There is a bird refuge in Oakland, in the middle of an algae-laden tidal lagoon that everyone calls a lake. Established in 1870, it is the oldest wildlife refuge in North America. Nearly ninety species of bird live at Lake Merritt. In the summer months, the goose population there reaches nearly two thousand; during the fall, cormorants number in the hundreds. The birds’ home is in the country’s fifth most dangerous city, a place that often gets national media attention for its militant police force, prevalence of teenage prostitution and child sex trafficking, gang violence, and ongoing civil unrest.
A wildlife refuge in such an environment may seem like a contradiction, and in some ways it is—one of countless that hold Oakland together. Though we may imagine a city as a unified whole, all cities are composed of multiple parts, often formed in contradistinction to one another. Oakland has spaces of both beauty and decay, of nature and artifice, of safety and danger. One area has parks and gardens because another is littered with industrial waste; it has a network of hiking trails in the hills because the flatlands are covered with asphalt. One neighborhood may have very little criminal activity precisely because another has a disproportionate amount. No landscape develops in isolation, and all landscapes hold within them a contrary, opposing one.
The Lake Merritt wildlife refuge is no exception. Like a gated community, this zone of ordained safety was formed in opposition to its environs. When it was signed into existence, it was legal to kill birds and other wild animals in Oakland. The refuge was a necessary ordinance, a declaration of safety within a surrounding area of danger. This is what refuge means: it not only refers to a place of reprieve but also to one of hazards and risks, a place from which rescue has been necessary. The word encompasses two conceptually opposed spaces, a semantic reminder of the way every landscape suggests its opposite.
Artist Scott Oliver’s public art project Once Upon a Time, Happily Ever Afteris an interpretative tour of Lake Merritt that traces the multiple narratives that contribute to our experience of the site. Presented in the form of podcasts and a series of plaques situated around the lake, the project draws our attention away from our direct experience of the lake so we may return to it with new insight. The audio tour interweaves readings, interviews, and distant histories with sounds of the lake’s waterfowl. Maps of the lake’s watershed and the storm drains that feed it express its physical dependence on places afar. By highlighting the lake’s relationships with things beyond its boundaries, the artist asserts that those interactions are as crucial to its identity as what lies within its immediate vicinity.
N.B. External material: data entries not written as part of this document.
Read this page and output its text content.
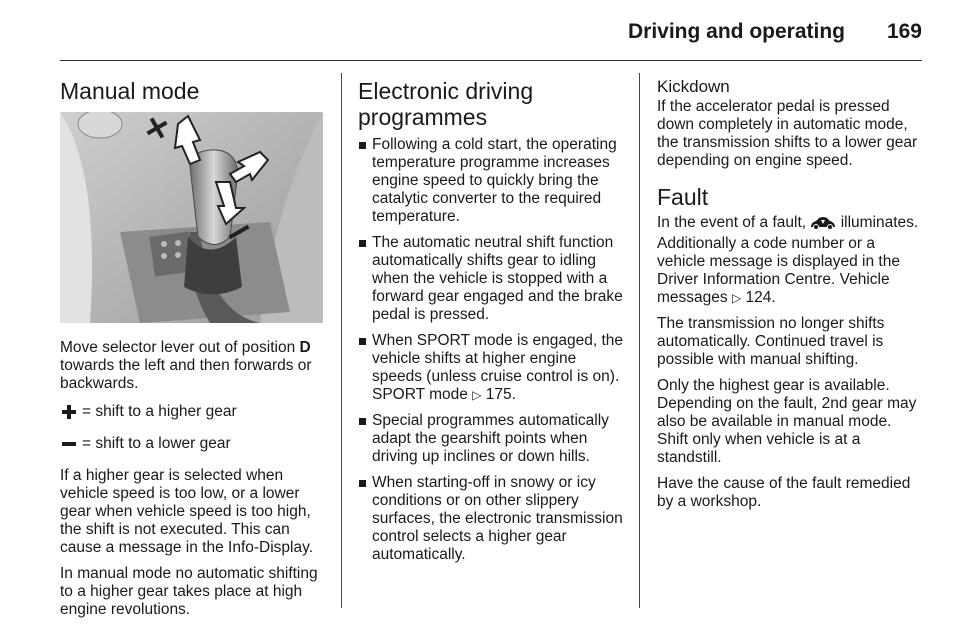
Driving and operating	169
Manual mode

Move selector lever out of position D towards the left and then forwards or backwards.

= shift to a higher gear
= shift to a lower gear

If a higher gear is selected when vehicle speed is too low, or a lower gear when vehicle speed is too high, the shift is not executed. This can cause a message in the Info-Display.

In manual mode no automatic shifting to a higher gear takes place at high engine revolutions.

Electronic driving programmes
Following a cold start, the operating temperature programme increases engine speed to quickly bring the catalytic converter to the required temperature.
The automatic neutral shift function automatically shifts gear to idling when the vehicle is stopped with a forward gear engaged and the brake pedal is pressed.
When SPORT mode is engaged, the vehicle shifts at higher engine speeds (unless cruise control is on). SPORT mode ▷ 175.
Special programmes automatically adapt the gearshift points when driving up inclines or down hills.
When starting-off in snowy or icy conditions or on other slippery surfaces, the electronic transmission control selects a higher gear automatically.
Kickdown

If the accelerator pedal is pressed down completely in automatic mode, the transmission shifts to a lower gear depending on engine speed.

Fault

In the event of a fault,  illuminates. Additionally a code number or a vehicle message is displayed in the Driver Information Centre. Vehicle messages ▷ 124.

The transmission no longer shifts automatically. Continued travel is possible with manual shifting.

Only the highest gear is available. Depending on the fault, 2nd gear may also be available in manual mode. Shift only when vehicle is at a standstill.

Have the cause of the fault remedied by a workshop.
Oliver chronicles the myriad social interventions that contribute to the existence of this “natural” space. He tells stories from recent times and from long ago—about the artist who carved a labyrinth along the shore in 1992 and about Samuel Merritt, who commissioned the construction of the dam that transformed the tidal estuary into a lake in 1870. He tells us about the nature center and the manmade bird islands and the dwindling municipal funding that has led to their slow decay. By interweaving these supposedly contrary forces—nature and society—into a single strand, he reminds us of the ways sites are filled with juxtapositions, contrary pieces whose jagged edges come together to create a whole.
There is a wildlife refuge in the country’s fifth most dangerous city, and sometimes this doesn’t feel like a contradiction at all. On Sunday nights I walk down to the lake, less than half a mile from my apartment, and I stare at trees full of black-winged seabirds, at mallard ducklings huddling close to their mom, at pelicans preening on manmade islands. I stare and ponder; I consider the night heron’s legs tucked under its body, admire its motionless stance that makes it seem prepared for anything. I sit by the fountain, notice a Big Gulp cup floating near the shore, and make sure I walk home before dark.